The tl;dr is it’s a search engine for all the BAD STUFF, that has some cross-agency features.
Taking it from the top:
* wow they made a search engine? um OK what a completely obvious thing to do. It’s one of the first things I did for my current employer, for example (ElasticSearch FTW).
* well, there’s the usual stuff about retention and access; but that’s already covered by prior revelations, so there’s nothing new there/I have outrage fatigue.
* Then there’s this:
ICREACH does not appear to have a direct relationship to the large NSA database, previously reported by The Guardian, that stores information on millions of ordinary Americans’ phone calls under Section 215 of the Patriot Act. Unlike the 215 database, which is accessible to a small number of NSA employees and can be searched only in terrorism-related investigations, ICREACH grants access to a vast pool of data that can be mined by analysts from across the intelligence community for “foreign intelligence”—a vague term that is far broader than counterterrorism.

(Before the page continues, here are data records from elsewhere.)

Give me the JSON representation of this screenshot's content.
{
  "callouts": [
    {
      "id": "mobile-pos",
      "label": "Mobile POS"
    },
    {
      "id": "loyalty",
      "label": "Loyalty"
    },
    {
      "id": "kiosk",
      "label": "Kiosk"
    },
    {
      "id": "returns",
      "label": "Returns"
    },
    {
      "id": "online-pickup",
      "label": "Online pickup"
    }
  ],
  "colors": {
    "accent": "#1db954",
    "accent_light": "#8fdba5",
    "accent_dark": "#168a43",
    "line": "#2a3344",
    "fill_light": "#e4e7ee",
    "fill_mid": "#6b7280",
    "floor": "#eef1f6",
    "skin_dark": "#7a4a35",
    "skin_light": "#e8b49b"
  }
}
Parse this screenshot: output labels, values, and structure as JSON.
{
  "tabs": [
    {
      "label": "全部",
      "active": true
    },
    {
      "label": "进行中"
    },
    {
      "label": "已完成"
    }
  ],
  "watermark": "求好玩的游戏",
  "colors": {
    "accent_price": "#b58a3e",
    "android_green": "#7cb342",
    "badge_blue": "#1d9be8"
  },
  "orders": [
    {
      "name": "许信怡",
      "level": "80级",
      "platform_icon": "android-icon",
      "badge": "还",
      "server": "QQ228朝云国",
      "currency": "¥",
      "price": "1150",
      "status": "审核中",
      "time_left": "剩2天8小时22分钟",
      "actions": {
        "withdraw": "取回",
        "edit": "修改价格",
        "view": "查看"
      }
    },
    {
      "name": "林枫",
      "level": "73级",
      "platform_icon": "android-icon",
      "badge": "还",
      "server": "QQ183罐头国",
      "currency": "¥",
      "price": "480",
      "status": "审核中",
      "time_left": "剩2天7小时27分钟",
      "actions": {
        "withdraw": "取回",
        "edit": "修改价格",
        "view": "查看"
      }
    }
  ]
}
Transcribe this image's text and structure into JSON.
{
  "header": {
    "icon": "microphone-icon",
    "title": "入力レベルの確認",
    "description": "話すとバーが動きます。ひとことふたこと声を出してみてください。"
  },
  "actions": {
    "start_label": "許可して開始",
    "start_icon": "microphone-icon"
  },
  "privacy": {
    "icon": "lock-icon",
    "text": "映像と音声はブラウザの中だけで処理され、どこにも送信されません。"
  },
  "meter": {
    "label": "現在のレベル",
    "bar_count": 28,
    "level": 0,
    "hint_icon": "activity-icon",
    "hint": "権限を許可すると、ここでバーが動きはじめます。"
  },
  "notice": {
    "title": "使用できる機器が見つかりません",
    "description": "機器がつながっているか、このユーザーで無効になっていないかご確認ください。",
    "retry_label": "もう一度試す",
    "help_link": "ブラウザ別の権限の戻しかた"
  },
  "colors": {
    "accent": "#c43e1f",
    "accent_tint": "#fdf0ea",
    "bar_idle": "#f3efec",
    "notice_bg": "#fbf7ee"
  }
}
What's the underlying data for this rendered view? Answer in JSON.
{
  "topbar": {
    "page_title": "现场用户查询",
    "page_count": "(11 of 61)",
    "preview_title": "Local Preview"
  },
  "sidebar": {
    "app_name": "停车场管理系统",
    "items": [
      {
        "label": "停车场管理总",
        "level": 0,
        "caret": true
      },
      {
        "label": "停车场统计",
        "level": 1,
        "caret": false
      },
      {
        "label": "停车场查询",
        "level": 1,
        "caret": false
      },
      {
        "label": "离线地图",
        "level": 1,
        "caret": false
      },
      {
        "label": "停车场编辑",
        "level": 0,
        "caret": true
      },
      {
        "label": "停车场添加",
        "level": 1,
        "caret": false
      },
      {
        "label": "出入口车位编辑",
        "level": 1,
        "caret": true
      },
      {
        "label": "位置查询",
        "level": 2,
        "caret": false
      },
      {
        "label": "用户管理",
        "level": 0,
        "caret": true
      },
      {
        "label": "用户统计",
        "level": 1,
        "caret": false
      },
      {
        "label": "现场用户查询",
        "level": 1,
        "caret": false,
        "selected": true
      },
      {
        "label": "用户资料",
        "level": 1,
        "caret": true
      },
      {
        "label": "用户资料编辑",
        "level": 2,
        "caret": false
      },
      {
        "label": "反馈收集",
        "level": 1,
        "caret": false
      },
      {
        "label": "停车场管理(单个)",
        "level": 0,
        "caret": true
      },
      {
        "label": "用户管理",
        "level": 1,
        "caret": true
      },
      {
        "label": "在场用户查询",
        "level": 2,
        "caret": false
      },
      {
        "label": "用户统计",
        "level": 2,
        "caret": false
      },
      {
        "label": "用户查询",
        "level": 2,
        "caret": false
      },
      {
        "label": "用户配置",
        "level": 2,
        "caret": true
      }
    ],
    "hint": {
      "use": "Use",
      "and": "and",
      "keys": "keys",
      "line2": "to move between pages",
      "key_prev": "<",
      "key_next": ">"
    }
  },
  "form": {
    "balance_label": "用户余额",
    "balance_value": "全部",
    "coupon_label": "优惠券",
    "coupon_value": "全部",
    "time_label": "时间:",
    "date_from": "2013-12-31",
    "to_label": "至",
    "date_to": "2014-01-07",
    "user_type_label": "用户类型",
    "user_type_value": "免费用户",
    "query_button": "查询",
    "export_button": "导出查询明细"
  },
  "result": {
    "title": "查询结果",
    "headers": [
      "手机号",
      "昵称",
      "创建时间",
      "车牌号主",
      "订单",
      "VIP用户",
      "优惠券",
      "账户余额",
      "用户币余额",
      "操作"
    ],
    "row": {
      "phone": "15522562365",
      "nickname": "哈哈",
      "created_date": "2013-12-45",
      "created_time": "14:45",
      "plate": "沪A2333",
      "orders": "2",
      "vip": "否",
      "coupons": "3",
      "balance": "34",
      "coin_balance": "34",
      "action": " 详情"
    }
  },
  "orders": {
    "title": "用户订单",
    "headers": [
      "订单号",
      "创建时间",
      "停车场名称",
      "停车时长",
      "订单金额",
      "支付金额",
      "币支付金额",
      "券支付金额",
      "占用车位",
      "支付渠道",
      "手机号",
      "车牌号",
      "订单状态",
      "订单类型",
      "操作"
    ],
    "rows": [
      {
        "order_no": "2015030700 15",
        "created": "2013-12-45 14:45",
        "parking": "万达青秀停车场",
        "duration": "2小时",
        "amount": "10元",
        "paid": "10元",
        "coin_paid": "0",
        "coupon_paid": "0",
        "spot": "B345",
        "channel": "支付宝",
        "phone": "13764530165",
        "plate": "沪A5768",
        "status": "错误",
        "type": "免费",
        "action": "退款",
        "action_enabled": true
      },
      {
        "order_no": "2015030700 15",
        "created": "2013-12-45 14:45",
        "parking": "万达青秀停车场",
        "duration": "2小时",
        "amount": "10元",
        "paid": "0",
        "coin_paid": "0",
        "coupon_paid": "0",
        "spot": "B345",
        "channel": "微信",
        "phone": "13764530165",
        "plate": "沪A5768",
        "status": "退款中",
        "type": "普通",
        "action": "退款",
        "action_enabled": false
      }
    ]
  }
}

So it’s stuff that has already met a certain set of criteria for “not US Citizen data”? If that’s true then the last line is scare-quote nonsense, yes?
* is “Executive Order 12333” the “Agenda 21” of the Greenwald crowd?
* wasn’t to “allow unprecedented volumes of communications metadata to be shared and analyzed” part of the things we all decided was necessary to prevent another 9/11? Look I’m not saying this is all perfectly OK and we should just accept it but in terms of “mission statement”, using that as a scare-quote seems odd.
* srsly Netscape 6 w/ AOL are you kidding me (page 22)
I dunno. The whole thing stinks, to be sure: all that data, managed by fallible humans and their fragile processes they create. Nonetheless, “we made a search engine for sharing vetted data between applicable agencies” is not the worst thing ever.